The Pentagon is working to address vulnerabilities in its AI systems that could allow attackers to use visual tricks or manipulate signals. Their research program, Guaranteeing AI Robustness Against Deception (GARD), has been investigating these “adversarial attacks” since 2022.
Researchers have shown that seemingly innocuous artifacts can fool AI into misidentifying objects, with potentially disastrous consequences on the battlefield. For example, an AI can mistakenly mistake a bus with passengers as a tank if it is tagged with the right “visual noise”.
The concerns come amid public concern about the Pentagon’s development of autonomous weapons. To address this, the Department of Defense recently updated its AI development rules, emphasizing “responsible behavior” and requiring approval for all deployed systems.
The modestly funded GARD program has made progress in developing defenses against such attacks. They have even provided some tools to the Defense Department’s newly formed Chief Digital and AI Office (CDAO).

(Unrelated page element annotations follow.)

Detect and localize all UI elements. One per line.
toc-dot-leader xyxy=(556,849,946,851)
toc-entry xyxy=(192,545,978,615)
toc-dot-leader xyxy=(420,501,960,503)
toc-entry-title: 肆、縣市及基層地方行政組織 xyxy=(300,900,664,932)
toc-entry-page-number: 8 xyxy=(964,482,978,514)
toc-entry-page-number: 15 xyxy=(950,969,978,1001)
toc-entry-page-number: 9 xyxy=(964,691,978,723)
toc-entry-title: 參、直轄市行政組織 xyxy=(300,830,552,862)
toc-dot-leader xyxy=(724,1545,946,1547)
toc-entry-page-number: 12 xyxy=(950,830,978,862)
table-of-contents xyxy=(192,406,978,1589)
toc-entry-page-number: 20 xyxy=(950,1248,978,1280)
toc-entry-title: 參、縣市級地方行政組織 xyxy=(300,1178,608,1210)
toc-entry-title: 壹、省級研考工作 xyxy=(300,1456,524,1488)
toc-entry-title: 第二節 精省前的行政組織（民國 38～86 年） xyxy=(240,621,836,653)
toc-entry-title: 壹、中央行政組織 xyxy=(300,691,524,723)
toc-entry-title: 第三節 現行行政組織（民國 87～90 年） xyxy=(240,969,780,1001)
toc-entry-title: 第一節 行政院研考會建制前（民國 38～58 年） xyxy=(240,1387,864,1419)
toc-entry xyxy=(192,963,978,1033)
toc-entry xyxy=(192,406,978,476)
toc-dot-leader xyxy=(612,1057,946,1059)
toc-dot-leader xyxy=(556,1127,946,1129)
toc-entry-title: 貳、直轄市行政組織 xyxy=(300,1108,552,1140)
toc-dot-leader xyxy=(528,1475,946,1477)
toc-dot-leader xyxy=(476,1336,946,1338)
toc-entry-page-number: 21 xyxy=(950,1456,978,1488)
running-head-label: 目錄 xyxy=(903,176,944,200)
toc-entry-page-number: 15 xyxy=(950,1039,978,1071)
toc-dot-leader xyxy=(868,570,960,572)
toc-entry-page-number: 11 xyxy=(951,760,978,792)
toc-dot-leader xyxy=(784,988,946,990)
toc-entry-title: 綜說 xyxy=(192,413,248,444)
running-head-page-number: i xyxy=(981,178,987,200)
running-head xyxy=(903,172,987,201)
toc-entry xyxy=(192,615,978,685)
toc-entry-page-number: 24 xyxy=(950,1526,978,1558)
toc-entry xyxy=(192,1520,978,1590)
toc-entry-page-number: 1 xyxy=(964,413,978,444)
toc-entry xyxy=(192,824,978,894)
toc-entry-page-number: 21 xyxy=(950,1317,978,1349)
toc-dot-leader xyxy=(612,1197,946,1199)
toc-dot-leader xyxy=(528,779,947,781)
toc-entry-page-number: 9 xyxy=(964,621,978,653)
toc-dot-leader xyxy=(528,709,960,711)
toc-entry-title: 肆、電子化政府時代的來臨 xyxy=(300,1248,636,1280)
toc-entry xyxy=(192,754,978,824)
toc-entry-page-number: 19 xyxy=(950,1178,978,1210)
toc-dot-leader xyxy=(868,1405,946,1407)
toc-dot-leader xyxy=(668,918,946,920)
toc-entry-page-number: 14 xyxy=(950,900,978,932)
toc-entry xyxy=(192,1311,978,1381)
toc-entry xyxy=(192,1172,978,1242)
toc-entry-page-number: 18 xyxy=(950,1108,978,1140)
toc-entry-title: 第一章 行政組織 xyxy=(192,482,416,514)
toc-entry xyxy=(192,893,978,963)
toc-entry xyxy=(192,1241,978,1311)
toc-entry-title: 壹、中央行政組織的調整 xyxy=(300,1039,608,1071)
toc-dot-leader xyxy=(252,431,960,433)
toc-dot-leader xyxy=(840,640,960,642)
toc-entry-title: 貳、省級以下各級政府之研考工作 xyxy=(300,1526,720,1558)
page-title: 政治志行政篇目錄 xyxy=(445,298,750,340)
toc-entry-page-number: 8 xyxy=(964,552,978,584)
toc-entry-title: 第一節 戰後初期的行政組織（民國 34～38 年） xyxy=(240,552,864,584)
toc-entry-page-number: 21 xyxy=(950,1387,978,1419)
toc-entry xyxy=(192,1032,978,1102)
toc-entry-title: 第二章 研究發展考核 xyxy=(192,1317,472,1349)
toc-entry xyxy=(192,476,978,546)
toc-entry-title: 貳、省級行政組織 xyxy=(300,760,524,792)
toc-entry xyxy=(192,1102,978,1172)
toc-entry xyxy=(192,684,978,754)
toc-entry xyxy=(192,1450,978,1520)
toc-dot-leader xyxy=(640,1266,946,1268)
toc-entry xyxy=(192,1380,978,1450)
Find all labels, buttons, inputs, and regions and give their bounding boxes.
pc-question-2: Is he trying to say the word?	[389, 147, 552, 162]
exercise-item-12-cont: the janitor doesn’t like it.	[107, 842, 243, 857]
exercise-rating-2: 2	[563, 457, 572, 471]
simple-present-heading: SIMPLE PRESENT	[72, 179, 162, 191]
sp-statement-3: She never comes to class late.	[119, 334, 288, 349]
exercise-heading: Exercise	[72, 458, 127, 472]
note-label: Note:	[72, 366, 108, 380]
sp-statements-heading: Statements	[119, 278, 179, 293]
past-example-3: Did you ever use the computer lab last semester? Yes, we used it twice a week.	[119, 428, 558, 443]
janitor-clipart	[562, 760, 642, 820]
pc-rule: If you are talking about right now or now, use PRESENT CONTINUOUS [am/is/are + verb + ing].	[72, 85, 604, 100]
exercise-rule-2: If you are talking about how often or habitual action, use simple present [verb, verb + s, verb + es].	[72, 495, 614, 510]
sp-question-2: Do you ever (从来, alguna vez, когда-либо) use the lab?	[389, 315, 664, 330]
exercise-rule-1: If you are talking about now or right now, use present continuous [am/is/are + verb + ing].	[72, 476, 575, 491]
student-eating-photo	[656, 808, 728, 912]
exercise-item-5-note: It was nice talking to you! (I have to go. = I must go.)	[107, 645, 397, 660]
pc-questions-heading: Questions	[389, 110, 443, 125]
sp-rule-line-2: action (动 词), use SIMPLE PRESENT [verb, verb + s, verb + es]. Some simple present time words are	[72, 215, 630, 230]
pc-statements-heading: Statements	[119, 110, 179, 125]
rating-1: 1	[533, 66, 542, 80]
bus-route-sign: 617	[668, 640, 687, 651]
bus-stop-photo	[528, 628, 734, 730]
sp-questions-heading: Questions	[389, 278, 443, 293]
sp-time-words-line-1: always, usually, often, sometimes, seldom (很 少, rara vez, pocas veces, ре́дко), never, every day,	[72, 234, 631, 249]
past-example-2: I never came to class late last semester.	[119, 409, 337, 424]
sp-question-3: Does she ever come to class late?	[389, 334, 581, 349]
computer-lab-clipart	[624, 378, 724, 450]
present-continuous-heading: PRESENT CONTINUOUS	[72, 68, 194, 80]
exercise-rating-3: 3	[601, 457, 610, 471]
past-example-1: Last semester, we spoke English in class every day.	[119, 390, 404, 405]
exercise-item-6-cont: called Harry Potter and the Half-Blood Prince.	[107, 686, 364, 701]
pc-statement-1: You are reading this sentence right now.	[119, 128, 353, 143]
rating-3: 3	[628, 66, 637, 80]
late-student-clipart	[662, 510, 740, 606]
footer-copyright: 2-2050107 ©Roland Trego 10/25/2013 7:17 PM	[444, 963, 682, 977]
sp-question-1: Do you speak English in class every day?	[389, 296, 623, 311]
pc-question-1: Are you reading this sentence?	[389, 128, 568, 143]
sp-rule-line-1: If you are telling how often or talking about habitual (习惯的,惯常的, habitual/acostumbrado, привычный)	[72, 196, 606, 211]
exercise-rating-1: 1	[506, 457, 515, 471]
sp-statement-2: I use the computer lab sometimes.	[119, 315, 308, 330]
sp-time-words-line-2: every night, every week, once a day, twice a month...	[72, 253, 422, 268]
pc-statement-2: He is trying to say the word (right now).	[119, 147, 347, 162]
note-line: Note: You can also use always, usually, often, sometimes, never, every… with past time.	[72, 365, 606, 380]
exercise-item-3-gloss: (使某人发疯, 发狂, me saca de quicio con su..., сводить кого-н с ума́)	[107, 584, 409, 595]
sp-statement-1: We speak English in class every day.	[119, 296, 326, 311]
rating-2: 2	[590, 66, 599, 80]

However, some advocacy groups are concerned. They fear that AI-powered weapons could misinterpret situations and attack without reason, even without any deliberate manipulation of signals. Such weapons, they say, can inadvertently increase tensions, especially in tense areas.
The Pentagon is actively modernizing its arsenal with autonomous weapons, highlighting the urgent need to address these threats and ensure the responsible development of this technology.
According to a statement from the Defense Advanced Research Projects Agency, GARD researchers from Two Six Technologies, IBM, MITRE, University of Chicago, and Google Research developed the following virtual testbed, toolbox, benchmarking dataset, and Developed training materials that are now widely available. Research Community:
- The Armory Virtual Platform, available on GitHub, serves as a “testbed” for researchers who need repeatable, scalable, and robust assessments of adversarial defenses.
- The Adversarial Robustness Toolbox (ART) provides tools for developers and researchers to defend and evaluate their ML models and applications against multiple adversarial threats.
- Restrained Adversarial Patches in Context (APRICOT) dataset enables reproducible research on the real-world effectiveness of physical adversarial patch attacks on object detection systems.
- The Google Research Self-Study Repository includes “test dummies” that represent a general idea or approach to building defenses.